When Trott and Pietersen batted together in the second Twenty20 last month, with no neutral officials required, all 15 people on the field were South African. Which was about as cringeworthy as Pietersen's attempts to prove his Englishness early in his international career by all but devouring the three lions on his helmet whenever he scored a century. As much as England's dressing room might have a Afrikaans twang at present, they are not as heavily reliant on importing ready-made players as countries from outside the Test elite.
Consider the case of the UAE. Is it right to claim the sport is prospering here? Superficially, it appears to be in rude health. Even before the International Cricket Council-backed academy at Dubai Sports City comes on stream, or the link-up between the MCC and Abu Dhabi Cricket Club takes root, the game is widely played, and to a high level. The national team are also basking in the glow of perhaps its finest win to date in first-class cricket, after they picked Namibia's pocket in their own backyard in the Intercontinental Shield on Tuesday.
Yet calling it the "national" team is somewhat of a misnomer. Mohammed Tauqir, whose five second-innings wickets were vital to the win, is the only UAE national in a side otherwise made up of highly committed expatriate cricketers. The ICC's rules on the subject are more stringent than many other sports. The majority of the players have to have been resident in the country for at least seven years - by which time most will no doubt have established a strong bond with the place.

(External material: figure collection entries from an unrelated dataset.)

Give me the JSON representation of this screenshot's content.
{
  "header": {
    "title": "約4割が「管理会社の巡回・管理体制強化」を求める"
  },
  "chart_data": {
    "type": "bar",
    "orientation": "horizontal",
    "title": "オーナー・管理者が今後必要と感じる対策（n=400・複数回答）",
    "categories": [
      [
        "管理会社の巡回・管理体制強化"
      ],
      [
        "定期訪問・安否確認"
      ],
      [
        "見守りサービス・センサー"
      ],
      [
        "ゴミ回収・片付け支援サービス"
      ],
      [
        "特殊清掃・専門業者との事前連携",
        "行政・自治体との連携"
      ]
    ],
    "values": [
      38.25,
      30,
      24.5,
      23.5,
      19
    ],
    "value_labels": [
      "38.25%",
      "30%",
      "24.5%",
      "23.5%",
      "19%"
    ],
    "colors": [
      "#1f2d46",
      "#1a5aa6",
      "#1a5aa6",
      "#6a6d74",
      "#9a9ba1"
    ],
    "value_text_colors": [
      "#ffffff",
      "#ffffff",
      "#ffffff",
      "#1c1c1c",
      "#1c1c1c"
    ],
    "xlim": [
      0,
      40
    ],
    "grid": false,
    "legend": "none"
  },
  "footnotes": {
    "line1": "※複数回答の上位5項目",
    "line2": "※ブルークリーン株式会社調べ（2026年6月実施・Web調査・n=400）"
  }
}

In rugby, a player only needs to be a three-year resident before he is eligible for the national team. The Dubai Rugby Sevens celebrated its 40th birthday this week, making it older than the country in which it was being staged. Thanks to expatriates, the game is firmly entrenched here, yet only very recently have Emirati players started to be enticed into the sport. The UAE population, as a whole, is obviously expatriate heavy, but if the national football team are peopled solely by Emiratis, why can cricket not find a greater balance?
The statement from the Asian Cricket Council last week that the UAE should not consider sending a side of Emiratis to the Asian Games next year for fear they might suffer "embarrassing" results sent out wholly the wrong message. Why have the body tasked with overseeing the spread of the game here not been more progressive in taking the game to the Arabic community, rather than just dismissing them when they do make an effort?
The fact the facilities here are the envy of the non-Test playing world, and the fact Andrew Flintoff deems it a suitable place to call home, seems to have become an acceptable substitute for a development programme that targets Emiratis. If Flintoff never regains his fitness to the extent he can play for England again, and he continues to base himself in Dubai, within four years he would actually qualify to play for the UAE. Now there is a thought.